ACH Vs. eChecks vs. Debit Card Transactions vs. Wire Transfers? What Is The Difference?

Since ACH payments, eChecks, debit card transactions, and wire transfers are electronic transactions, they might appear similar on the surface, but they are pretty different. Here is how they differ:

ACH payments vs. eChecks

Most people use the terms eCheck and ACH payment interchangeably, and there are similarities as they both transfer funds electronically between two banks, but they are different in that eChecks are one-time EFT (electronic funds transfer) payments while ACH transactions depend on the customer bank account information stored with the merchant, which makes it possible to collect recurring ACH payments.

ACH payment vs. wire transfer

Wire transfers are handled by two individual banks that work directly to verify the funds and complete the transaction. If you have received a wire transfer before, you must have noticed that both banks charged a fee (sending and receiving fee).

This is because both banks have to put in the work to set up the transfer.

On the other hand, ACH transactions go through an automated clearing house, which can be defined as some electronic highway between financial institutions.

Instead of banks building their channels to move the funds between each other, they add their channels to the ACH flow.

The automated clearing house automates the flow of payments between the financial institutions, which translates to huge savings on your end as you pay fewer fees.

ACH payments vs. debit cards

While both ACH and debit card transactions pull funds from the customer’s bank account, they do so differently.

With debit cards, all you need to draw funds from your customer’s account is their card or account number, but with ACH, you need their routing and bank account number.

When a customer is making a purchase using their debit card, if the funds aren’t readily available, the merchant receives a decline message immediately from the card network, but with ACH, the merchant isn’t immediately aware that the funds aren’t available to cover the purchase. In some cases, it takes a day or two to get the message.

As you can tell, this increases the return rate. You can also be easily conned when you send out a product only to realize that the customer didn’t have enough money in their account to cover the purchase.

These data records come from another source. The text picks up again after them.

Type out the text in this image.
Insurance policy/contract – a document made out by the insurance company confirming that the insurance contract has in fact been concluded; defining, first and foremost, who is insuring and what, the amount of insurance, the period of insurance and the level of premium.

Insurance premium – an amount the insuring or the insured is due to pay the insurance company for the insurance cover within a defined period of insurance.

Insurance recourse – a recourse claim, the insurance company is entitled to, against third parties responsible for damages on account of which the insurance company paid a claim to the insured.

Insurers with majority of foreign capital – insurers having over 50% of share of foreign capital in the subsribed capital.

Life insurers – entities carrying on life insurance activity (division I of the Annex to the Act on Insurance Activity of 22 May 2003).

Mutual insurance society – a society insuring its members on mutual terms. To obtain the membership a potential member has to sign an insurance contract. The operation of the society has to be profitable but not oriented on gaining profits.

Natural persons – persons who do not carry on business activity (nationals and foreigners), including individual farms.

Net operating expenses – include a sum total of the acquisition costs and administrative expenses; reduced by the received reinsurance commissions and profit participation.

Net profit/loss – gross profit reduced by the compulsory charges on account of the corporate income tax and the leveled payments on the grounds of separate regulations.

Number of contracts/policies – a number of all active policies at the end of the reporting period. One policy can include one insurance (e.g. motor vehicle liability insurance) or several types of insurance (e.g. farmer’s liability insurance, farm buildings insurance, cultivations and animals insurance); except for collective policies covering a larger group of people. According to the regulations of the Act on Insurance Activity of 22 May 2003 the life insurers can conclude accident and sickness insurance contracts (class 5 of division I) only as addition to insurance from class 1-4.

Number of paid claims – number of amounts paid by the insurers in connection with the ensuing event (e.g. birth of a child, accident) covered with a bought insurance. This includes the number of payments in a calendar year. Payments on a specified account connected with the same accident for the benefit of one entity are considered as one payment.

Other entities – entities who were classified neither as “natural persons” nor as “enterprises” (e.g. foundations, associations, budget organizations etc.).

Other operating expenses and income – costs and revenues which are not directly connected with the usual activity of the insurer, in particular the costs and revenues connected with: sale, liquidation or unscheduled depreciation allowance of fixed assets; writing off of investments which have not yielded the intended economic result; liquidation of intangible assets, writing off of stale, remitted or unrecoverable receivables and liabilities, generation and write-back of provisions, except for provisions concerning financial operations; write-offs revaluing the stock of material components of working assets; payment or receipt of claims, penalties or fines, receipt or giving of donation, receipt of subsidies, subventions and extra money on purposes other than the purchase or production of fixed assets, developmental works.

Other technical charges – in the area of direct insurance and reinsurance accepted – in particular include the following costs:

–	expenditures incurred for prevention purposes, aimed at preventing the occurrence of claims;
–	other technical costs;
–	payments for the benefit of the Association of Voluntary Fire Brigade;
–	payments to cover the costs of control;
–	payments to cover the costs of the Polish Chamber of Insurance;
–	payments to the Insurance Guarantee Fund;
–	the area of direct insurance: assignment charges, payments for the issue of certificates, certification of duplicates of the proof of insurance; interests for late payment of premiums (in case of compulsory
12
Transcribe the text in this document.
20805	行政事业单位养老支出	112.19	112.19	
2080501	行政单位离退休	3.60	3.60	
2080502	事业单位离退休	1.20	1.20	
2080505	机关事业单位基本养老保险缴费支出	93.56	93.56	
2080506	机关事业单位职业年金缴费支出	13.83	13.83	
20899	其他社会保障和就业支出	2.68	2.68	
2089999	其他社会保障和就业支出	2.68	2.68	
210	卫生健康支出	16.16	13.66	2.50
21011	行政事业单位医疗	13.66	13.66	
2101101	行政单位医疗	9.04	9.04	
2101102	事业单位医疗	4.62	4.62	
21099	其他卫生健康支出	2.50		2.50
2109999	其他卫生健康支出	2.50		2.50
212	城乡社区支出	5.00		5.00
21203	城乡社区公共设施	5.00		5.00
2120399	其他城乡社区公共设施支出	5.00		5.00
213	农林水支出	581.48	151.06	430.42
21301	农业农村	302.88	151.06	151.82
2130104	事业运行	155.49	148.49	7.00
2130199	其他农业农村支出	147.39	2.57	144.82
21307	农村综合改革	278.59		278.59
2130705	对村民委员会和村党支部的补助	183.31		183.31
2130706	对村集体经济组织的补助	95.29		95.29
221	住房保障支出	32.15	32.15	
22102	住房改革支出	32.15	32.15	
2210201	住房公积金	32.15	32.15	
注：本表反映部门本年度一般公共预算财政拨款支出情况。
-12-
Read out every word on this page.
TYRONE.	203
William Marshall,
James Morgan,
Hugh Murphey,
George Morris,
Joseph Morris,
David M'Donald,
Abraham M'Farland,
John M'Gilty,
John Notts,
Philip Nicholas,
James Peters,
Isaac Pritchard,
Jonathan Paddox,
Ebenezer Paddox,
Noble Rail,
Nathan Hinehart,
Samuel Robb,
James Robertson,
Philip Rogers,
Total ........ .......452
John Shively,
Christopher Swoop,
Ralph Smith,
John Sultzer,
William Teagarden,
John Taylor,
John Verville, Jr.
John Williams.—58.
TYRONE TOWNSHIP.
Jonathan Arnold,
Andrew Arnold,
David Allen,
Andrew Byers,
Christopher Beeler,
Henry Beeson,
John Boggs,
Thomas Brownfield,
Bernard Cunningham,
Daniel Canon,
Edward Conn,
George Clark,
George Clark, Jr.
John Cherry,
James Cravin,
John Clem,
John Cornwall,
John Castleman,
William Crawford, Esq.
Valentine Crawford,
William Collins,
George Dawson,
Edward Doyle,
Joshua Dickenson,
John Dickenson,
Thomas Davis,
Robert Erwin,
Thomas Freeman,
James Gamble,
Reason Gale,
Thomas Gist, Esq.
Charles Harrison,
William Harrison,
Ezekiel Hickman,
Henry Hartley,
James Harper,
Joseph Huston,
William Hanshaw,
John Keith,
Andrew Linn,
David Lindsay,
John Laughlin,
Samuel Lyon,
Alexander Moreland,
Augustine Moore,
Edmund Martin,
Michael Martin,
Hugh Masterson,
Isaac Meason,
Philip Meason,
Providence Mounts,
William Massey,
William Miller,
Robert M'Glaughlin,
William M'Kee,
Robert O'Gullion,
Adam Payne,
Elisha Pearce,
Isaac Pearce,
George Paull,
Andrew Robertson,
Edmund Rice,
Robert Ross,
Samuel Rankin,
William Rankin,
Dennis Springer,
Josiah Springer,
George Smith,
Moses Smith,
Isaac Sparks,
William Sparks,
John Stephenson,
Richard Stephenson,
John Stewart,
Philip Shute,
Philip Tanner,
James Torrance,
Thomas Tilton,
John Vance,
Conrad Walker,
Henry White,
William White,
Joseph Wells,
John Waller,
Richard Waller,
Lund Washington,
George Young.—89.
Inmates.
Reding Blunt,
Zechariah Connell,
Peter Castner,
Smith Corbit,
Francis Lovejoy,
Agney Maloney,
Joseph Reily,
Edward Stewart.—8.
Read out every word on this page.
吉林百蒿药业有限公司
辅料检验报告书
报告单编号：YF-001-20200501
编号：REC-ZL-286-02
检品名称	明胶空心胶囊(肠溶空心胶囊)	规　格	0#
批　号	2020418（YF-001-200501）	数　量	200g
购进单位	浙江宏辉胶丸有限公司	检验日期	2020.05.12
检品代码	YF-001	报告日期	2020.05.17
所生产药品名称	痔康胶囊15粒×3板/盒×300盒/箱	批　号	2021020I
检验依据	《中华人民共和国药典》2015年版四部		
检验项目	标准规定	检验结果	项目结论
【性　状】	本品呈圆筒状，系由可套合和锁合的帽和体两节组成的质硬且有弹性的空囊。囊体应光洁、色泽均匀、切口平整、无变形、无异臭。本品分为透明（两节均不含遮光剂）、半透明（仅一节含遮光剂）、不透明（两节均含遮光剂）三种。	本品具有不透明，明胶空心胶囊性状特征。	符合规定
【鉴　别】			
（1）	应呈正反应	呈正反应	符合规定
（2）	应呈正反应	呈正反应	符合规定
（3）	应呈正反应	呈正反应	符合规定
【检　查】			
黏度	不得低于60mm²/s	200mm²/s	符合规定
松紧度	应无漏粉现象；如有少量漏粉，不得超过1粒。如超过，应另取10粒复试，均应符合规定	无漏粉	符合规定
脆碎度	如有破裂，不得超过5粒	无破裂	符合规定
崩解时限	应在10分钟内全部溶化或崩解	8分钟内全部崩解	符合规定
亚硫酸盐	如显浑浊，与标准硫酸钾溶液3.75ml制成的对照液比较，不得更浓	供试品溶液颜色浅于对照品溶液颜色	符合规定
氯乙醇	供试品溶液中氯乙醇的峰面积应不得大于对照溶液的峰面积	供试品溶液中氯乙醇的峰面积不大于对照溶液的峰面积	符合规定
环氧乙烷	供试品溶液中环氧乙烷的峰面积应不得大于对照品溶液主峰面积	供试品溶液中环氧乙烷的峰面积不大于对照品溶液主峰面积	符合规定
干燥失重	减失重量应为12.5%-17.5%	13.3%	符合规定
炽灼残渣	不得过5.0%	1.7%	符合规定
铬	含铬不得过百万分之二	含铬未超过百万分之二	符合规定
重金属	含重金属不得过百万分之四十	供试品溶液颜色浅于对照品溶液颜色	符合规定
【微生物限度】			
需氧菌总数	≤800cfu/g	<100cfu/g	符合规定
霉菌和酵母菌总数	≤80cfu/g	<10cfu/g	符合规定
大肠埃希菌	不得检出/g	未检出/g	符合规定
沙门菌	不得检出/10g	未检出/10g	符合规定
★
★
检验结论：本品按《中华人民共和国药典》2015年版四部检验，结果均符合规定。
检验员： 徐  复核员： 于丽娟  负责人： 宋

The fees charged on ACH payments are usually lower than with debit cards, so you save money when you use ACH payments in your business. Unfortunately, you receive the monies in your account much slower than if you had used a debit card.

ACH Vs. eChecks vs. Debit Card Transactions vs. Wire Transfers? Which comes out on top?

If your business can withstand slight delays in cash flow, ACH payments are the best option to go with. They are cheaper, and collecting recurring payments is a breeze.

Since the payments have high return rates, you should put measures in your business to counter this. You should also put a plan in place to track down a customer to recoup a payment should you send out a product, and the payment is later rejected due to insufficient funds.